This is exercise with 4.26 in Katz and Lindell's introduction to cryptography 2nd ed.
The question is: Show a CPA-secure private-key encryption scheme that is unforgeable but is not CCA-secure.
This is what I've come up with.
Let $F$ be a pseudorandom function.
$Gen(1^n): k \leftarrow \{0,1\}^n$.
$Enc_k(m): r_1\leftarrow \{0, 1\}^n, r_2 \leftarrow \{0,1\}^n\setminus \{r_1\}$, output $c = (r_1, r_2, F_k(r_1) \oplus m, F_{k}(r_2) \oplus m)$.
$Dec_k(r_1,r_2,c_1,c_2): \perp$ if $r_1 = r_2$ or $F_k(r_1)\oplus c_1 \neq F_k(r_2) \oplus c_2$, else output $m = F_k(r_1)\oplus c_1$.
I have somehow proved that this is unforgeable and CPA secure. I wonder if there is an easier way to go about it or if this scheme indeed has the required properties.
The notation $\perp$ means decryption fails. To summarize, unforgeability means that an adversary with encryption oracle can't come up with a valid ciphertext whose underlying message wasn't queried to the oracle before except with negligible probability.
Thank you.
EDIT: This scheme doesn't work. Flipping the last bit of the 3rd and 4th components of the ciphertext yields a valid encryption of $m$ with last bit flipped.
EDIT: To provide the formal definition of unforgeability.
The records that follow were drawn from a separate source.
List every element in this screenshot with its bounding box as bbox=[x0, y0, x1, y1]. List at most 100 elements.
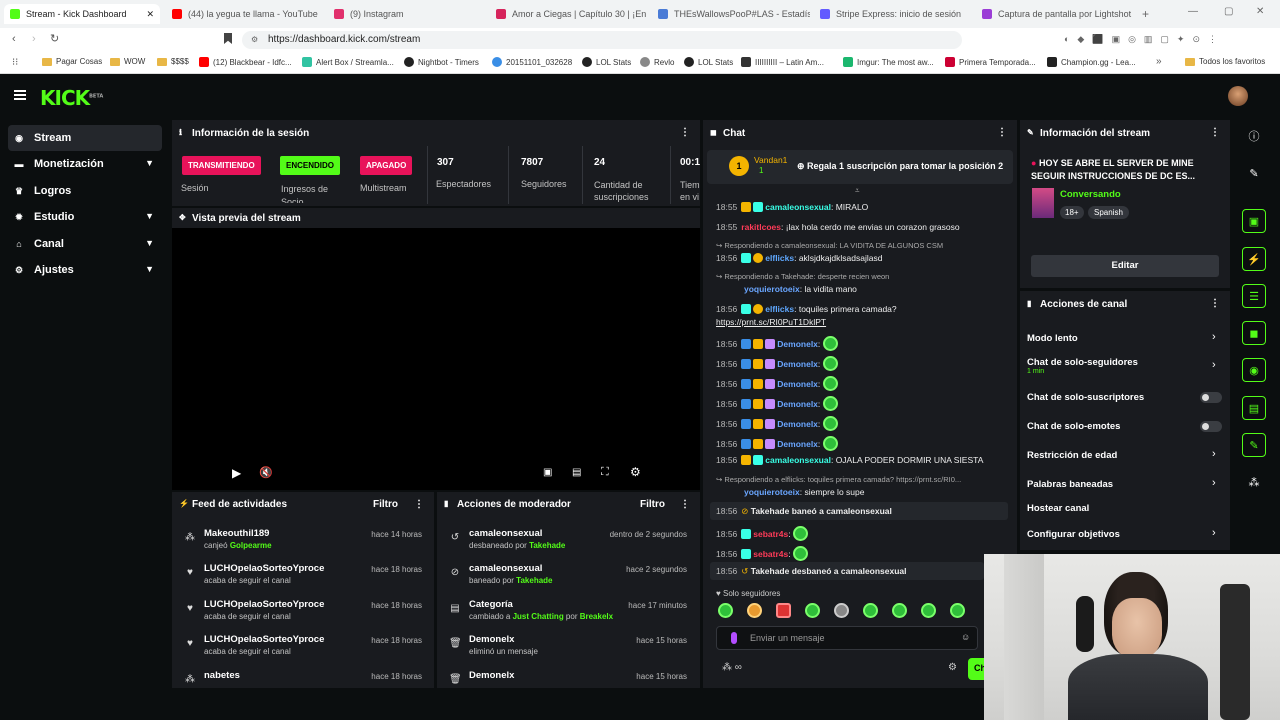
feed-user[interactable]: LUCHOpelaoSorteoYproce bbox=[204, 599, 324, 610]
broadcast-icon[interactable]: ◉ bbox=[1242, 358, 1266, 382]
tab-lightshot[interactable]: Captura de pantalla por Lightshot bbox=[976, 4, 1134, 24]
points-icon[interactable]: ⁂ ∞ bbox=[722, 662, 742, 673]
emote-icon[interactable] bbox=[747, 603, 762, 618]
bookmark-icon[interactable] bbox=[224, 33, 232, 44]
pip-icon[interactable]: ▣ bbox=[543, 467, 552, 478]
reply-context[interactable]: ↪ Respondiendo a camaleonsexual: LA VIDI… bbox=[716, 241, 943, 250]
sidebar-item-ajustes[interactable]: ⚙ Ajustes ▼ bbox=[8, 257, 162, 283]
more-bookmarks-icon[interactable]: » bbox=[1156, 56, 1162, 67]
mod-target[interactable]: Demonelx bbox=[469, 670, 514, 681]
msg-user[interactable]: elflicks bbox=[765, 304, 794, 314]
kebab-icon[interactable]: ⋮ bbox=[1210, 298, 1220, 309]
url-input[interactable]: https://dashboard.kick.com/stream bbox=[242, 31, 962, 49]
tab-youtube[interactable]: (44) la yegua te llama - YouTube bbox=[166, 4, 324, 24]
bookmark-item[interactable]: 20151101_032628 bbox=[492, 57, 572, 67]
bookmark-item[interactable]: Nightbot - Timers bbox=[404, 57, 479, 67]
fullscreen-icon[interactable]: ⛶ bbox=[601, 466, 609, 479]
bookmark-item[interactable]: LOL Stats bbox=[684, 57, 733, 67]
msg-user[interactable]: Demonelx bbox=[777, 339, 818, 349]
tab-amor-a-ciegas[interactable]: Amor a Ciegas | Capítulo 30 | ¡En bu bbox=[490, 4, 648, 24]
tab-instagram[interactable]: (9) Instagram bbox=[328, 4, 486, 24]
sidebar-item-monetizacion[interactable]: ▬ Monetización ▼ bbox=[8, 151, 162, 177]
msg-user[interactable]: yoquierotoeix bbox=[744, 284, 800, 294]
bookmark-item[interactable]: WOW bbox=[110, 57, 145, 66]
sidebar-item-canal[interactable]: ⌂ Canal ▼ bbox=[8, 231, 162, 257]
edit-icon[interactable]: ✎ bbox=[1242, 161, 1266, 185]
kebab-icon[interactable]: ⋮ bbox=[1210, 127, 1220, 138]
slow-mode-row[interactable]: Modo lento bbox=[1027, 333, 1078, 344]
msg-user[interactable]: Demonelx bbox=[777, 419, 818, 429]
filter-button[interactable]: Filtro bbox=[640, 499, 665, 510]
bookmark-item[interactable]: Champion.gg - Lea... bbox=[1047, 57, 1136, 67]
layout-icon[interactable]: ▤ bbox=[1242, 396, 1266, 420]
goals-row[interactable]: Configurar objetivos bbox=[1027, 529, 1120, 540]
mod-target[interactable]: camaleonsexual bbox=[469, 528, 542, 539]
chat-input[interactable]: Enviar un mensaje ☺ bbox=[716, 626, 978, 650]
apps-icon[interactable]: ⁝⁝ bbox=[12, 57, 18, 68]
emote-icon[interactable] bbox=[950, 603, 965, 618]
msg-user[interactable]: elflicks bbox=[765, 253, 794, 263]
banned-words-row[interactable]: Palabras baneadas bbox=[1027, 479, 1113, 490]
msg-user[interactable]: Demonelx bbox=[777, 359, 818, 369]
host-channel-row[interactable]: Hostear canal bbox=[1027, 503, 1089, 514]
msg-user[interactable]: yoquierotoeix bbox=[744, 487, 800, 497]
avatar[interactable] bbox=[1228, 86, 1248, 106]
play-icon[interactable]: ▶ bbox=[232, 466, 241, 480]
msg-user[interactable]: camaleonsexual bbox=[765, 455, 831, 465]
collapse-icon[interactable]: ⩡ bbox=[855, 186, 860, 196]
wrench-icon[interactable]: ✎ bbox=[1242, 433, 1266, 457]
bookmark-item[interactable]: Revlo bbox=[640, 57, 674, 67]
emote-icon[interactable] bbox=[805, 603, 820, 618]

Define the unforgeable encryption experiment $EncForge_{A, \Pi}(n)$:
Run $Gen(1^n)$ to obtain a key k.
The adversary $A$ is given input $1^n$ and access to an encryption oracle $Enc_k(\cdot)$. The adversary outputs a ciphertext $c$.
Let $m = Dec_k(c)$, and let $Q$ denote the set of all queries that $A$ asked its encryption oracle. The output of the experiment is 1 if and only if $m \neq \perp$ and $m \notin Q$.
An encryption scheme $\Pi = (Gen,Enc,Dec)$ if for any PPT adversary $A$, $$ P[EncForge_{A,\Pi}(n) = 1] \le negl(n) $$ for some negligible function $negl$.